Water Hyacinth is known as the world’s worst water weed, colonising water bodies around the globe at an explosive rate. It is considered a noxious weed species in more than 50 countries. Because of its multiple and highly effective means of reproduction, it can occupy entire bodies of water. A single plant under ideal conditions can produce 3,000 others in 50 days, and cover an area of 600 square metres in a year. It can withstand extremes of nutrient supply, pH level, temperature, and can even grow in toxic water. It grows well in still or slow-moving water. It choke waterways, damages water distribution systems and causes severe environmental degradation. I have seen Water Hyacinth kill the lakes in my native place, Kerala in India. While its vibrant, violet flowers form a beautiful carpet over the water, it kills everything under the water including the fishes.

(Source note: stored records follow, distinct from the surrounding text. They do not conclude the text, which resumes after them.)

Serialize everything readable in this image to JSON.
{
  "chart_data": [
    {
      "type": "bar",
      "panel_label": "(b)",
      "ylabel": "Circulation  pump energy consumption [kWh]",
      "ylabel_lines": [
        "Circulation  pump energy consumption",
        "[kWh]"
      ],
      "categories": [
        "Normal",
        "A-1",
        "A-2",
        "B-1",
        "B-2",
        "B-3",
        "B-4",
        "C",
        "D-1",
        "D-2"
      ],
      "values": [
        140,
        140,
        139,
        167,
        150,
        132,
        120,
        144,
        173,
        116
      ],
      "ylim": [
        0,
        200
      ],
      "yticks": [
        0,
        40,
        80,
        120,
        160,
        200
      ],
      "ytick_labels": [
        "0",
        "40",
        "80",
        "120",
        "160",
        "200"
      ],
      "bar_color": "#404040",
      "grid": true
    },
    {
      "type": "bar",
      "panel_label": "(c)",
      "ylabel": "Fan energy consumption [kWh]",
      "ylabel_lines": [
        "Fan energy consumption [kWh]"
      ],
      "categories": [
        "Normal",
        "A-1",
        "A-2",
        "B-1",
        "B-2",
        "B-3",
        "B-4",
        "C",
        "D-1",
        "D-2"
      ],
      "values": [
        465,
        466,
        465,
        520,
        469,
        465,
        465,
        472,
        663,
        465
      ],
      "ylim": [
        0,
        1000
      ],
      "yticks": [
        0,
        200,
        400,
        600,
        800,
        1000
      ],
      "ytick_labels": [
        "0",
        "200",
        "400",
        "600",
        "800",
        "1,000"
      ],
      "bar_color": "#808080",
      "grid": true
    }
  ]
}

Like all human-induced ecological issues, the spread of water hyacinth forces us to reconsider our understanding of land and of interspecies relationships. This reconsideration brought me to imagine a new future, one that contends with disruptions and uncertainty and that, in response, produces new meaningful objects. What if product materials were grown instead of manufactured, what if they were derived from waste, repairable, repurposable, responsive, and truly sustainable? What if they could provide benefits to the user or their surroundings? How can we use environmental waste that is created by invasive species? Can we manage the problem by repurposing them into new material? What if this alternative material offers to solve a range of problems connected with the existing material from carbon footprint to health problems of workers? What if this material could be the solution for cleaning all the toxic materials from water? These questions brought me to the project Pola which is a regenerative design method for transforming water hyacinth into bio-objects, illustrating the potential for invasive plants to be interpreted not as a nuisance but as a gift. The project is being carried out at Institute for Advanced Architecture of Catalonia, Barcelona and Waag Future Lab, Amsterdam. The very problem of Water Hyacinth is its rapid growth and high absorption rate. One plant can produce 3000 others in 50 days and it can absorb almost everything from water including Heavy Metals. These two properties are exploited to create bio composites through Pola.
The name Pola comes from ആഫ്രിക്കൻ പോള(African Pola) the word for water hyacinth in my mother tongue Malayalam. Pola literally translates to layers. Also the name serves as an ode to a friend Paula Graham Gazzard who prompted me to start the journey with fabacademy.